Two credential kinds, one shape

Every Shepherd MCP server is configured with HUB_URL and a bearer token. The variable name for the token depends on your deployment, and for Korso-hosted users the dashboard hands back both values already filled into a paste-in config — there's nothing to look up separately:

  • SHEPHERD_TOKEN — a Korso-hosted hub. This is an account-scoped token: sign in to the Korso dashboard with Google or GitHub, open the Connect Agent panel, optionally name the token, and click Generate token. The raw value is shown once — copy it immediately, since it can't be retrieved again. One token works across every workspace your account belongs to, so there's no per-repo or per-workspace re-tokening. You can name, list (with created/last-used timestamps), and individually revoke tokens from the same panel at any time.
  • TEAM_TOKEN — a self-hosted hub. This is a single shared, workspace-wide secret that whoever runs the hub distributes to their team. It isn't scoped per agent or per person — anyone holding it has full authority over that hub's one workspace.
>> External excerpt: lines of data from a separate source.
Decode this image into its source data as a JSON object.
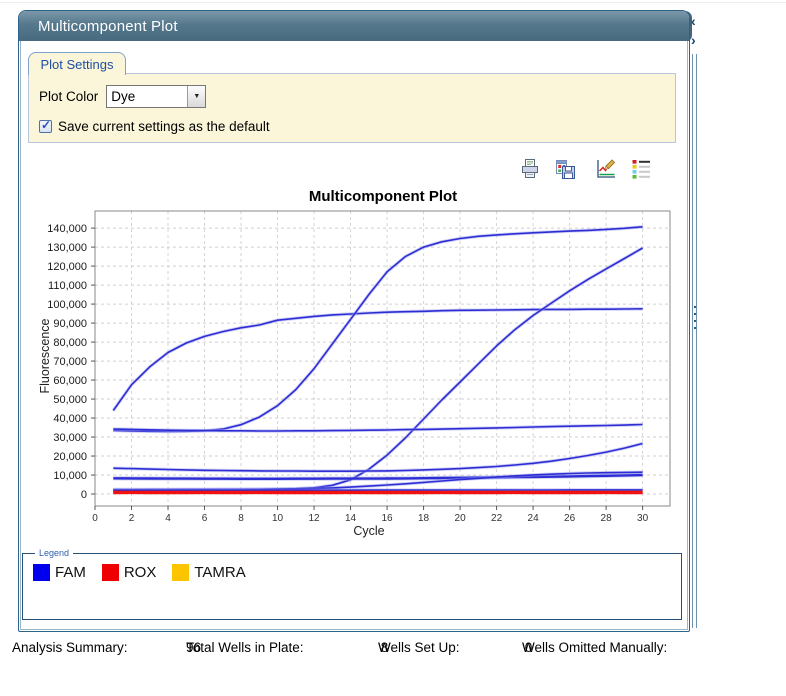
{
  "window": {
    "title": "Multicomponent Plot"
  },
  "side_controls": {
    "collapse_left_icon": "‹",
    "collapse_right_icon": "›"
  },
  "settings": {
    "tab_label": "Plot Settings",
    "plot_color_label": "Plot Color",
    "plot_color_value": "Dye",
    "dropdown_arrow_icon": "▼",
    "save_default_label": "Save current settings as the default",
    "save_default_checked": true,
    "check_mark_icon": "✓"
  },
  "toolbar": {
    "icons": [
      "print-plot-icon",
      "save-plot-image-icon",
      "plot-properties-icon",
      "show-legend-icon"
    ]
  },
  "chart_data": {
    "type": "line",
    "title": "Multicomponent Plot",
    "xlabel": "Cycle",
    "ylabel": "Fluorescence",
    "xlim": [
      0,
      31.5
    ],
    "ylim": [
      -6300,
      149000
    ],
    "x_ticks": [
      0,
      2,
      4,
      6,
      8,
      10,
      12,
      14,
      16,
      18,
      20,
      22,
      24,
      26,
      28,
      30
    ],
    "y_ticks": [
      0,
      10000,
      20000,
      30000,
      40000,
      50000,
      60000,
      70000,
      80000,
      90000,
      100000,
      110000,
      120000,
      130000,
      140000
    ],
    "grid": true,
    "legend_position": "bottom",
    "x": [
      1,
      2,
      3,
      4,
      5,
      6,
      7,
      8,
      9,
      10,
      11,
      12,
      13,
      14,
      15,
      16,
      17,
      18,
      19,
      20,
      21,
      22,
      23,
      24,
      25,
      26,
      27,
      28,
      29,
      30
    ],
    "series": [
      {
        "name": "TAMRA-a",
        "dye": "TAMRA",
        "color": "#fcc800",
        "width": 2.6,
        "halo": false,
        "values": [
          1600,
          1580,
          1600,
          1620,
          1600,
          1590,
          1610,
          1600,
          1580,
          1600,
          1620,
          1600,
          1600,
          1590,
          1610,
          1600,
          1600,
          1620,
          1590,
          1600,
          1610,
          1600,
          1590,
          1600,
          1620,
          1600,
          1600,
          1590,
          1610,
          1600
        ]
      },
      {
        "name": "TAMRA-b",
        "dye": "TAMRA",
        "color": "#fcc800",
        "width": 2.6,
        "halo": false,
        "values": [
          1350,
          1370,
          1350,
          1330,
          1350,
          1360,
          1340,
          1350,
          1370,
          1350,
          1330,
          1350,
          1350,
          1360,
          1340,
          1350,
          1350,
          1330,
          1360,
          1350,
          1340,
          1350,
          1360,
          1350,
          1330,
          1350,
          1350,
          1360,
          1340,
          1350
        ]
      },
      {
        "name": "FAM-1",
        "dye": "FAM",
        "color": "#2d2dd4",
        "width": 1.6,
        "halo": true,
        "values": [
          44000,
          57500,
          67000,
          74500,
          79500,
          83000,
          85500,
          87500,
          89000,
          91500,
          92500,
          93500,
          94300,
          94800,
          95300,
          95700,
          96000,
          96200,
          96500,
          96700,
          96800,
          96900,
          97000,
          97100,
          97200,
          97200,
          97300,
          97300,
          97400,
          97500
        ]
      },
      {
        "name": "FAM-2",
        "dye": "FAM",
        "color": "#2d2dd4",
        "width": 1.6,
        "halo": true,
        "values": [
          33500,
          33200,
          33000,
          32900,
          33000,
          33300,
          34200,
          36500,
          40500,
          46500,
          55000,
          66000,
          79000,
          92000,
          105000,
          117000,
          125000,
          130000,
          132800,
          134500,
          135700,
          136400,
          137000,
          137500,
          138000,
          138400,
          138800,
          139300,
          139900,
          140700
        ]
      },
      {
        "name": "FAM-3",
        "dye": "FAM",
        "color": "#2d2dd4",
        "width": 1.6,
        "halo": true,
        "values": [
          2400,
          2400,
          2400,
          2400,
          2450,
          2450,
          2500,
          2500,
          2550,
          2600,
          2800,
          3300,
          4600,
          7500,
          13000,
          20500,
          29500,
          39500,
          49500,
          59000,
          68500,
          78000,
          86500,
          94000,
          100500,
          107000,
          113000,
          118500,
          124000,
          129500
        ]
      },
      {
        "name": "FAM-4",
        "dye": "FAM",
        "color": "#2d2dd4",
        "width": 1.6,
        "halo": true,
        "values": [
          34200,
          34000,
          33800,
          33600,
          33500,
          33400,
          33300,
          33300,
          33200,
          33200,
          33300,
          33300,
          33400,
          33500,
          33600,
          33700,
          33900,
          34000,
          34200,
          34400,
          34600,
          34800,
          35000,
          35300,
          35500,
          35700,
          35900,
          36100,
          36300,
          36600
        ]
      },
      {
        "name": "FAM-5",
        "dye": "FAM",
        "color": "#2d2dd4",
        "width": 1.6,
        "halo": true,
        "values": [
          13600,
          13400,
          13100,
          12900,
          12700,
          12500,
          12400,
          12300,
          12200,
          12100,
          12100,
          12000,
          12000,
          12000,
          12100,
          12200,
          12400,
          12700,
          13000,
          13400,
          13900,
          14500,
          15300,
          16200,
          17300,
          18700,
          20300,
          22100,
          24200,
          26600
        ]
      },
      {
        "name": "FAM-6",
        "dye": "FAM",
        "color": "#2d2dd4",
        "width": 2.4,
        "halo": true,
        "values": [
          8300,
          8250,
          8200,
          8150,
          8100,
          8050,
          8050,
          8000,
          8000,
          8000,
          8050,
          8050,
          8100,
          8100,
          8150,
          8200,
          8250,
          8350,
          8450,
          8550,
          8650,
          8750,
          8900,
          9000,
          9150,
          9300,
          9450,
          9600,
          9800,
          10000
        ]
      },
      {
        "name": "FAM-7",
        "dye": "FAM",
        "color": "#2d2dd4",
        "width": 1.6,
        "halo": true,
        "values": [
          2250,
          2250,
          2300,
          2300,
          2350,
          2350,
          2400,
          2450,
          2500,
          2600,
          2750,
          2950,
          3250,
          3650,
          4150,
          4750,
          5400,
          6100,
          6850,
          7600,
          8300,
          8950,
          9550,
          10050,
          10450,
          10800,
          11050,
          11250,
          11400,
          11500
        ]
      },
      {
        "name": "FAM-8",
        "dye": "FAM",
        "color": "#2d2dd4",
        "width": 1.6,
        "halo": true,
        "values": [
          1900,
          1900,
          1900,
          1900,
          1950,
          1950,
          1950,
          1950,
          2000,
          2000,
          2000,
          2000,
          2000,
          2000,
          2050,
          2050,
          2050,
          2050,
          2050,
          2100,
          2100,
          2100,
          2100,
          2100,
          2100,
          2150,
          2150,
          2150,
          2150,
          2150
        ]
      },
      {
        "name": "ROX-a",
        "dye": "ROX",
        "color": "#f01111",
        "width": 2.6,
        "halo": false,
        "values": [
          1050,
          1030,
          1050,
          1070,
          1050,
          1040,
          1060,
          1050,
          1030,
          1050,
          1070,
          1050,
          1050,
          1040,
          1060,
          1050,
          1050,
          1070,
          1040,
          1050,
          1060,
          1050,
          1040,
          1050,
          1070,
          1050,
          1050,
          1040,
          1060,
          1050
        ]
      },
      {
        "name": "ROX-b",
        "dye": "ROX",
        "color": "#f01111",
        "width": 2.6,
        "halo": false,
        "values": [
          620,
          640,
          620,
          600,
          620,
          630,
          610,
          620,
          640,
          620,
          600,
          620,
          620,
          630,
          610,
          620,
          620,
          600,
          630,
          620,
          610,
          620,
          630,
          620,
          600,
          620,
          620,
          630,
          610,
          620
        ]
      }
    ]
  },
  "legend": {
    "title": "Legend",
    "items": [
      {
        "label": "FAM",
        "color": "#0000ee"
      },
      {
        "label": "ROX",
        "color": "#ee0000"
      },
      {
        "label": "TAMRA",
        "color": "#fdc400"
      }
    ]
  },
  "status": {
    "analysis_summary_label": "Analysis Summary:",
    "items": [
      {
        "label": "Total Wells in Plate:",
        "value": "96"
      },
      {
        "label": "Wells Set Up:",
        "value": "8"
      },
      {
        "label": "Wells Omitted Manually:",
        "value": "0"
      }
    ]
  }
}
The @korso/shepherd MCP server accepts either variable, and requires at least one at startup — without one, it fails immediately with a clear error. If both happen to be set, SHEPHERD_TOKEN wins.
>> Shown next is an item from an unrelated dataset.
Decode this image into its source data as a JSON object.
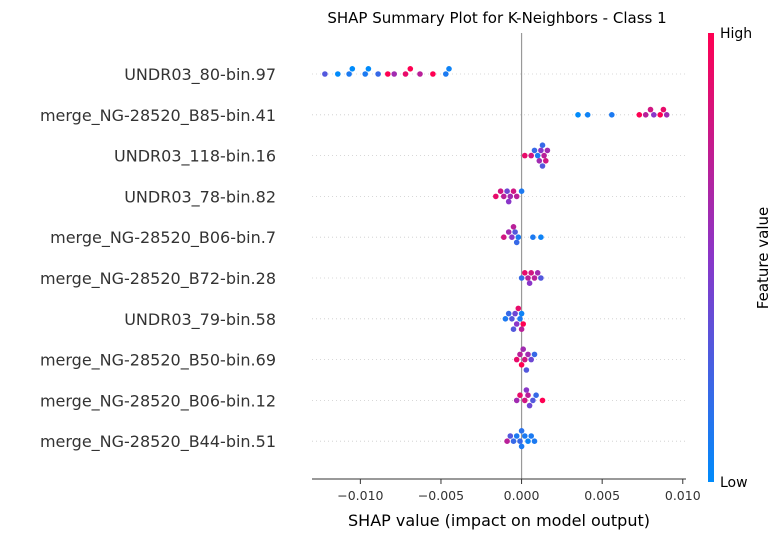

WORKSPACE is ignored on the hosted path, since your SHEPHERD_TOKEN already carries your account's workspace memberships. It only matters for self-host, where it must exactly match the hub's configured workspace.

TEAM_TOKEN is a shared password, not an identity. Treat it accordingly: never commit it, distribute it through a secret manager, and rotate it if a teammate with access leaves.

Account, workspace, and repo

Three concepts sit underneath every Shepherd deployment:

  • Account — you, or your team on a self-hosted deployment. On a hosted hub, your account is whatever you signed in with (Google or GitHub). On self-host, the "account" is effectively whoever holds the TEAM_TOKEN.
  • Workspace — a coordination space your account belongs to, typically one per team or project. A hosted account can belong to several workspaces at once. A self-hosted deployment serves exactly one.
  • Repo — a git repository that opts into exactly one workspace via a committed .shepherd marker file. Committing that marker is what lets your whole team auto-coordinate the moment they clone the repo, without each teammate authenticating per repo.

The token answers "who are you and which workspaces can you reach." The .shepherd marker answers "which one of those workspaces does this repo use."

The repo-linking lifecycle

The first time an agent is about to make an edit in a repo that isn't yet linked to a workspace, Shepherd nudges it to decide between two tools: link (opt in) or decline (opt out, for now, locally). On clients that support MCP elicitation, the same moment can instead surface as a direct popup ("Coordinate this repo with Shepherd?") with the workspace choices and a "don't ask again" option — same outcome, no tool call required from the agent. See Connect your agent for how that nudge reaches the agent on clients without elicitation.

link writes the .shepherd marker and activates coordination immediately — no restart needed. It takes an optional workspace slug:

  • Called with no argument, and the account (or self-hosted deployment) belongs to exactly one workspace, Shepherd picks it automatically.
  • Called with no argument, and the account belongs to several, Shepherd lists the slugs and asks the agent to check with its human before calling link again with the chosen one.

The marker only ever names the workspace — never a token — so it's safe to commit. That's what makes linking a one-time, team-wide action: once it's in the repo, anyone who clones it afterward coordinates automatically.

unlink removes the marker and stops coordination for everyone on that repo, since the marker is committed and repo-wide. It also silently records a local decline, so the agent that called it isn't immediately re-nagged to link again. If a session was live, its presence and claims drop right away rather than lingering until the session goes stale (~2 minutes without a heartbeat).

decline

decline is the local, personal opt-out. It never writes or commits anything, so it only affects your own sessions — a teammate can still link the same repo for themselves and everyone else. Use it when you don't want to be asked about linking again, without changing anything for the rest of the team.

See the MCP tool reference for link, unlink, and decline for the full input and output contract of each.

The advisory nudge

Until a repo is linked (and not declined), work, done, announce, and sync return a one-line advisory nudging the agent toward link or decline instead of their normal result. This is advisory, never blocking — the agent can ignore it and keep coding uncoordinated.

Fail-open, by design

None of the above is a hard gate. Consistent with Shepherd's fail-open design principles, an unreachable hub, an unlinked repo, or a missing token never blocks an agent from working — it just proceeds uncoordinated, and Shepherd says so.